Maybe this link might help you understand how resistance (measured in ohms) and capacitance play together...
You didn't mention your cartridge. Basically MM cartridges are all loaded at 47Kohm so no problem there --- one size fits all. But they are sensitive to capacitance, which is additive. The manufacturer of MM cartridges lists the proper capacitance loading in the specs. So you have to know the capacitance of your tonearm cable (the one between the tonearm and the phono preamp) in pico-farads/foot (times its length in feet) plus the default capacitance in the phono preamp section. Usually, unless your cables are very long (not recommended over 3 feet anyway) you'll need to add a little capacitance to the phono preamp in the form of small capacitors soldered across the inputs -- usually there's a place for loading resistors and/or capacitors provided on the circuit boards or elsewhere in the preamp.
MC cartridges are the reverse. They're not affected much by capacitance, but are critical to loading resistance. 47Kohm will never do for the (comparitavely) lower output MCs. It's way too much. A good rule of thumb (i.e. place to start) is 25 times the coil resistance of the cartridge. That generally winds up somewhere between 100 - 1000 ohms. Then you can vary it up or down 50% (from the 25 times number) until you get the best results.
MC cartridge loading is covered quite extensively elsewhere in these forums.

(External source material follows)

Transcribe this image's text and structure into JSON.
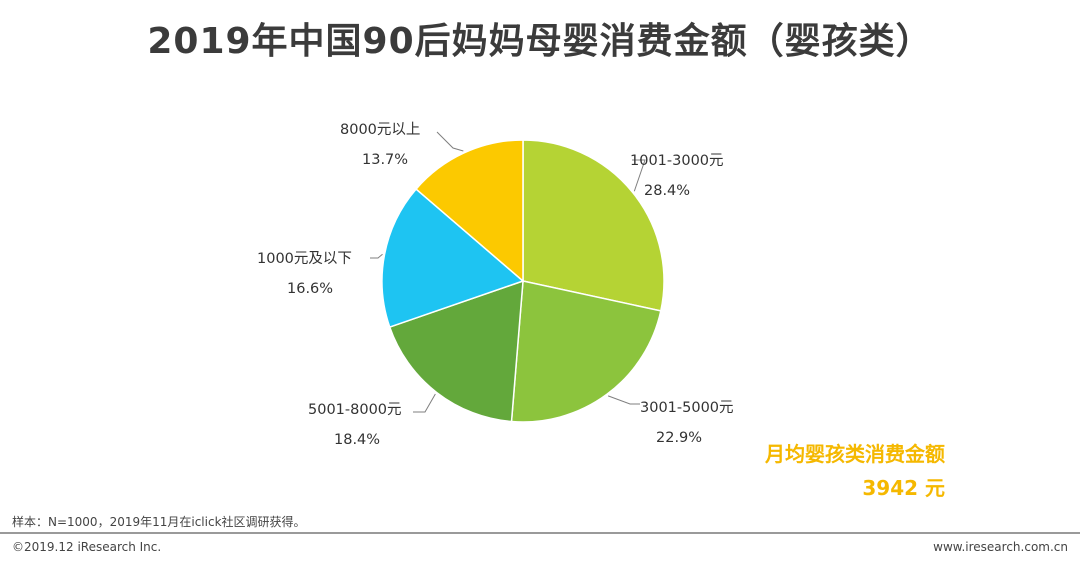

Dear Wrtickle: +++++" Is there a way I can experiment with cables (higher or lower capacitance maybe?) that will create a percieved load closer to 1k or 1.5k ohm? " +++++
First the capacitance comes in measure Farads and impedance comes in measure Ohms. What you want is a higher impedance than the 400 Ohms that you are using at the moment. No, you can do it through cables. What you can do is to change the resistors value on your phono-pre to the desired value.
Btw, what problem do you have with your Cardas/Benz Micro cartridge?, the 400 Ohms seems ok. Do you already try it at 47K?
Regards and enjoy the music.
Your Cardas/Benz cart is a moving-coil, which means it isn't critical as to load capacitance. 400 ohms resistive loading could be in the higher range for proper response with a low-output MC anyway, but regardless, choice of interconnects won't have any appreciable impact on resistive loading since they've got neglible resistance. If you want to experiment with higher values, you'll have to accomplish it through substitution of loading resistors in the phono preamp, a subject you might want to contact Rowland about, and maybe also Cardas to see what their experience and recommendation is on the loading topic with your cart.
Thank you all for your responses, very much appreciated...especially the circuits-for-dummys type site.
Raul - I have no "problem" with the cart, just a desire to try more loading values. Of the four available on the phono boards the 400ohm is certainly the best for me, and things are sounding the best they ever have, although a touch (and I do mean just a touch) on the dull side at times. I thought bumping up the load might put me in absolute nirvana.
Dear Wrtickle: I know very well the Cardas sound and I like it. I think that the " dull " perceived sound at the frequency extremes is not really a dull sound per se: I think it is a little polite and relaxed one against other more alive cartridges sound.
Maybe, and I say only maybe, if you change the phono cable you could have or be nearest for what you are looking for.
Regards and enjoy the music.
If you want a convenient way to experiment with loadings, make or have made for you a phono cable that has a box in the middle that has two sets of binding posts. I had John Chapman of Bent Audio make one up for me that had male RCA connectors at both ends so that it could connect to the terminal box on my VPI turntable. For my other turntable, that has male RCAs coming out of the tonearms, I had a knowledgeable friend build a similar cable using Cardas' finest wire and connectors - a cable with male RCAs at one end and female RCAs at the other. You can buy from Bent Audio a set of resistor pairs in 20 different values. This should be enough to get you started.
With the binding posts, swapping resistors in and out is a 30 second task, so comparisons between resistor values is very easy. Plus, the cost of buying additional loadings is very cheap, just the cost of two resistors.